The current system of assessing and funding research was recognised as overdue for an overhaul, plus the need for incentives for longer term goals than publishing papers.

Other suggestions to improve communication between disciplines included organizing more non-work activities, such as sport and music, and creating environments where researchers can interact informally.

Engaging the public better

The second topic explored how scientists can turn their research into stories that capture the imagination of journalists and the public.

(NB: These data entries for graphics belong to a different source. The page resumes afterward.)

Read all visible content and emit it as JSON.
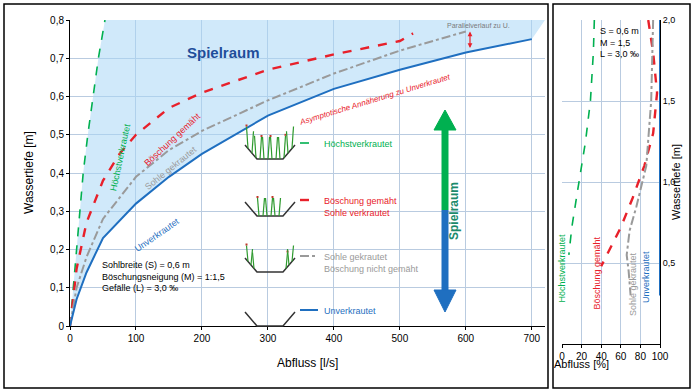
{
  "chart_data": [
    {
      "type": "line",
      "x_label": "Abfluss [l/s]",
      "y_label": "Wassertiefe [m]",
      "xlim": [
        0,
        720
      ],
      "xticks": [
        0,
        100,
        200,
        300,
        400,
        500,
        600,
        700
      ],
      "ylim": [
        0,
        0.8
      ],
      "yticks": [
        0,
        {
          "value": 0.1,
          "label": "0,1"
        },
        {
          "value": 0.2,
          "label": "0,2"
        },
        {
          "value": 0.3,
          "label": "0,3"
        },
        {
          "value": 0.4,
          "label": "0,4"
        },
        {
          "value": 0.5,
          "label": "0,5"
        },
        {
          "value": 0.6,
          "label": "0,6"
        },
        {
          "value": 0.7,
          "label": "0,7"
        },
        {
          "value": 0.8,
          "label": "0,8"
        }
      ],
      "grid": true,
      "series": [
        {
          "name": "Höchstverkrautet",
          "color": "#00b050",
          "line_style": "dash",
          "x": [
            0,
            5,
            10,
            15,
            20,
            27,
            35,
            43,
            53
          ],
          "values": [
            0,
            0.1,
            0.2,
            0.3,
            0.4,
            0.5,
            0.6,
            0.7,
            0.8
          ]
        },
        {
          "name": "Böschung gemäht",
          "color": "#e8202a",
          "line_style": "dash",
          "x": [
            0,
            10,
            25,
            50,
            75,
            100,
            150,
            200,
            300,
            400,
            500,
            520
          ],
          "values": [
            0,
            0.15,
            0.27,
            0.38,
            0.45,
            0.5,
            0.57,
            0.61,
            0.67,
            0.71,
            0.745,
            0.765
          ]
        },
        {
          "name": "Sohle gekrautet",
          "color": "#9a9a9a",
          "line_style": "dashdot",
          "x": [
            0,
            10,
            25,
            50,
            100,
            150,
            200,
            300,
            400,
            500,
            600
          ],
          "values": [
            0,
            0.1,
            0.18,
            0.28,
            0.39,
            0.46,
            0.51,
            0.59,
            0.66,
            0.72,
            0.77
          ]
        },
        {
          "name": "Unverkrautet",
          "color": "#1f6fc0",
          "line_style": "solid",
          "x": [
            0,
            10,
            25,
            50,
            100,
            150,
            200,
            300,
            400,
            500,
            600,
            700
          ],
          "values": [
            0,
            0.07,
            0.14,
            0.23,
            0.32,
            0.39,
            0.45,
            0.55,
            0.62,
            0.67,
            0.715,
            0.75
          ]
        }
      ],
      "annotations": [
        "Spielraum",
        "Asymptotische Annäherung zu Unverkrautet",
        "Parallelverlauf zu U."
      ],
      "parameters": [
        "Sohlbreite (S) = 0,6 m",
        "Böschungsneigung (M) = 1:1,5",
        "Gefälle (L) = 3,0 ‰"
      ],
      "legend_labels": [
        [
          "Höchstverkrautet"
        ],
        [
          "Böschung gemäht",
          "Sohle verkrautet"
        ],
        [
          "Sohle gekrautet",
          "Böschung nicht gemäht"
        ],
        [
          "Unverkrautet"
        ]
      ],
      "arrow_label": "Spielraum"
    },
    {
      "type": "line",
      "x_label": "Abfluss [%]",
      "y_label": "Wassertiefe [m]",
      "xlim": [
        0,
        100
      ],
      "xticks": [
        0,
        20,
        40,
        60,
        80,
        100
      ],
      "ylim": [
        0,
        2.0
      ],
      "yticks": [
        {
          "value": 0.5,
          "label": "0,5"
        },
        {
          "value": 1.0,
          "label": "1,0"
        },
        {
          "value": 1.5,
          "label": "1,5"
        },
        {
          "value": 2.0,
          "label": "2,0"
        }
      ],
      "grid": true,
      "series": [
        {
          "name": "Höchstverkrautet",
          "color": "#00b050",
          "line_style": "dash",
          "x": [
            33,
            32,
            29,
            24,
            16,
            10,
            7
          ],
          "values": [
            2.0,
            1.8,
            1.5,
            1.25,
            0.95,
            0.72,
            0.55
          ]
        },
        {
          "name": "Böschung gemäht",
          "color": "#e8202a",
          "line_style": "dash",
          "x": [
            88,
            93,
            97,
            93,
            84,
            72,
            60,
            50,
            40
          ],
          "values": [
            2.0,
            1.8,
            1.55,
            1.3,
            1.1,
            0.9,
            0.72,
            0.6,
            0.48
          ]
        },
        {
          "name": "Sohle gekrautet",
          "color": "#9a9a9a",
          "line_style": "dashdot",
          "x": [
            93,
            91,
            86,
            76,
            69,
            66,
            68,
            70
          ],
          "values": [
            2.0,
            1.5,
            1.1,
            0.85,
            0.7,
            0.55,
            0.45,
            0.3
          ]
        },
        {
          "name": "Unverkrautet",
          "color": "#1f6fc0",
          "line_style": "solid",
          "x": [
            100,
            100
          ],
          "values": [
            0.3,
            2.0
          ]
        }
      ],
      "parameters": [
        "S = 0,6 m",
        "M = 1,5",
        "L = 3,0 ‰"
      ]
    }
  ]
}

Aya Furuta, editor-in-chief of Nikkei Science, said that because people often struggle to grasp the significance of research, the critical thing is not to explain what was discovered but the background to why it was done. “Most research seems removed from general life,” she said. “We should try to convey the real excitement that scientists feel and create science stories that are like detective novels about solving mysteries.” 

One way that publishers can contribute is by producing plain-language summaries that explain the gist of a study in language non-scientists can understand, noted Ogasaka. Artificial intelligence may help create these.

One danger to be avoided at all costs is talking down to a general audience. “The research community doesn’t always need to deliver stories to the general public,” said Kei Kano, a professor at Shiga University. “We need to know more about the general public and engage with them.”

Richard Webb, chief magazine editor of Nature, agreed: “We should engage the general public and have interactive forums. We don’t do that very much.”

David Kornhauser, global communications director at Kyoto University, related his experience of working in the Japanese nuclear industry, where he witnessed at first hand its stratification and the negative effects. “Knowledge still tends to be concentrated among a few elites,” he said.

Furuta described how at the start of the COVID-19 pandemic the Japanese public had a high regard for scientists, but that as the pandemic wore on some people began to see scientists as arrogant. “It was an education for me to realize that aspect of science communication,” she said. “Facts alone cannot convince those people, so how do we convey the message to them?”

Junichiro Yamaguchi, a professor at Waseda University, said that science illustrations and videos are powerful means of conveying science in an easy-to-understand format. Heather Young, vice president for communication and public relations of Okinawa Institute of Science and Technology, added that Instagram is an unexpectedly good platform for promoting science because there are so many attractive scientific images. This underscores the importance of selecting the most appropriate medium for the message.

Distilling messages to their essential points can also be effective. Yuko Harayama, professor emeritus at the Graduate School of Engineering of Tohoku University, finds three-minute presentations of doctoral projects an excellent practice. “It’s fascinating to see how they convey their research in such a short span,” she said.

Whilst the forum’s two areas of debates, focused on different topics - the discussion they generated was very much aligned along one common theme - the power of science in providing us with an evidence base to inform our understanding and develop action to address global problems. Science communication is critical, and we all have a part to play in enabling, improving and expanding research and these discussions for the good of society and the planet.

Simon Pleasants

Author: Simon Pleasants

Simon Pleasants is an associate editor at Springer Nature’s Tokyo office. He enjoys the role he plays in helping researchers convey the significance of their latest findings to a broad audience.